Biblioteche italiane in ritardo sulla digitalizzazione. La fotografia è scattata da censimento Istat sulle “Biblioteche pubbliche e private”, rivolto a più di 9.000 realtòà. Dai dato emerge che, se la quasi totalità delle biblioteche è organizzata per offrire un servizio di prestito locale (l’83,3%), sono poco più del 40% le strutture che riescono a garantire all’utenza prestiti e consultazioni di documenti tramite piattaforme o dispositivi digitali.

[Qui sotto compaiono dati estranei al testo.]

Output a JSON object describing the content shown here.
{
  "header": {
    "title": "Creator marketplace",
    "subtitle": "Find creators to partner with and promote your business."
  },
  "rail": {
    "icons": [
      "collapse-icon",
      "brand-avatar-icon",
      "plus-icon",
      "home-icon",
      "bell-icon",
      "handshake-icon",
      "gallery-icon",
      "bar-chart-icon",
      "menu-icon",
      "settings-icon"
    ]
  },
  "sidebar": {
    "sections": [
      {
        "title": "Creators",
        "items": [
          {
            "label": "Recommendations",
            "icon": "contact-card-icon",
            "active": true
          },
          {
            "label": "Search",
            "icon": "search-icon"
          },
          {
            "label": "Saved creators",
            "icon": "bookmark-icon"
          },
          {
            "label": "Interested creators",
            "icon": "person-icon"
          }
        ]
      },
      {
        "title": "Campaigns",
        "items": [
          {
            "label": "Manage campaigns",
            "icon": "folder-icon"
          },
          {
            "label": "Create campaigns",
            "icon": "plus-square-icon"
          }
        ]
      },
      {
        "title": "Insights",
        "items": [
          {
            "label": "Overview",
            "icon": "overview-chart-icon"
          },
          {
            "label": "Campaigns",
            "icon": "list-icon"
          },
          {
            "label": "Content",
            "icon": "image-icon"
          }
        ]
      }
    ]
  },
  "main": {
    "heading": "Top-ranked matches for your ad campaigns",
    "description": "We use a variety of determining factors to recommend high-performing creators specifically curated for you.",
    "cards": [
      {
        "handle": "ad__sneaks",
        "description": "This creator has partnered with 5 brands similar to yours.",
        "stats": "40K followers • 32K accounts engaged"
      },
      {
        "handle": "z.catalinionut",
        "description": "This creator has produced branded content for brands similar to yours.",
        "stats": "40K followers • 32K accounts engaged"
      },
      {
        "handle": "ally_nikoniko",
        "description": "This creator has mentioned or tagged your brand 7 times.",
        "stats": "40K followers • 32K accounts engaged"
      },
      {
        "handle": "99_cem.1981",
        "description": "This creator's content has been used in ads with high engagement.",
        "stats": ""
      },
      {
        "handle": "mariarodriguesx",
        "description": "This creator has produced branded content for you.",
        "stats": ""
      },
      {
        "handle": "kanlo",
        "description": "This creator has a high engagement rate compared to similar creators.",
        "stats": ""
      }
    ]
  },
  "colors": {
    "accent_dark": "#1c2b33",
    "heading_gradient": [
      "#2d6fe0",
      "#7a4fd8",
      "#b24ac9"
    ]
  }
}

Al 31 dicembre 2019 solo il 30% delle biblioteche ha avviato un processo di digitalizzazione del proprio patrimonio librario. Del resto, la quota di biblioteche organizzate per fornire in remoto un servizio inter-bibliotecario di riproduzioni di documenti (il 32,5%) e il numero di transazioni totali effettivamente fornite in remoto in un anno (circa 350 mila) dimostrano una bassa propensione delle biblioteche a utilizzare reti e sistemi territoriali o nazionali per effettuare, sia come “richiedente” che come “prestante”, servizi a distanza. Gli “utenti attivi”, cioè gli iscritti alla biblioteca che hanno effettuato almeno una transazione in un anno, sono 7 milioni 788 mila, circa 1.200 per biblioteca.
L’impatto della pandemia
Le biblioteche hanno potenziato i servizi online per fronteggiare l’emergenza Covid-19. Nella seconda metà del 2020 quasi una biblioteca su tre (il 31,9%) si è vista costretta a sospendere completamente ogni attività. Il 68,1% delle biblioteche invece, ha messo a disposizione le proprie risorse e competenze per cercare di incrementare i servizi online rivolti all’utenza, e compensare la mancanza di servizi in presenza.
Più di un terzo delle biblioteche (il 35,9%) si è dedicato soprattutto al Digital reference e al Quick reference, rispondendo ai bisogni informativi dell’utente tramite chat, mail, telefono, oppure ha deciso di incrementare il prestito digitale, prevedendo la possibilità per il pubblico di accedere gratuitamente al materiale – quotidiani, riviste, e-book, audiolibri, film, musica, banche dati – già digitalizzato (il 30,1%). Non sono mancate le biblioteche (il 22,4%) che hanno convertito in modalità online le attività – gruppi di lettura, laboratori didattici, letture ad alta voce, ecc – prima effettuate in presenza. Il 6% delle biblioteche ha addirittura attivato corsi di Information Literacy per gli utenti, utilizzando tutorial sul web o altri strumenti per l’apprendimento a distanza.
Durante il periodo di lockdown il 43,3% delle biblioteche ha consentito al personale impiegato di svolgere la propria attività in modalità di “lavoro agile”, il 36,2% è ricorsa a ferie, congedi et similia per coprire il periodo di sospensione lavorativa del proprio organico. Il 16,9% delle biblioteche ha utilizzato la cassa integrazione ordinaria o in deroga soprattutto nei confronti del personale che svolgeva la propria attività presso la biblioteca anche se non alle dirette dipendenze (l’11,1% contro il 5,8% del personale interno) mentre il 14,7% ha impiegato lo strumento della turnazione degli orari di lavoro in particolare per gli addetti interni (12,1% contro 2,6% degli esterni).
Tra le biblioteche che, al momento del primo Dpcm dell’8 marzo 2020, avevano in essere contratti con società, cooperative, titolari di partita Iva per la co-gestione della struttura (il 78,6%), il 59,7% ha confermato gli accordi precedentemente firmati, il 18,1% li ha momentaneamente sospesi e solo una esigua minoranza (lo 0,8%) li ha cessati totalmente.
Dove investire nel futuro (prossimo)
Anche a seguito dell’esperienza di lockdown, i servizi digitali che le biblioteche ritengono più strategici e su cui pensano sia necessario investire, sono l’ampliamento dei servizi di prenotazione in modalità online (29,5%), l’incremento del numero dei prestiti digitali attraverso l’uso di piattaforme specialistiche (23,6%) e il potenziamento dei servizi che permettono all’utenza di ottenere informazioni o consulenze a distanza, tramite chat, mail, videochiamate, ecc. (20.8%). Meno numerose le biblioteche che considerano prioritarie la digitalizzazione dei materiali posseduti (19,7%) e la formazione per lo sviluppo delle competenze digitali del personale impiegato (17,1%).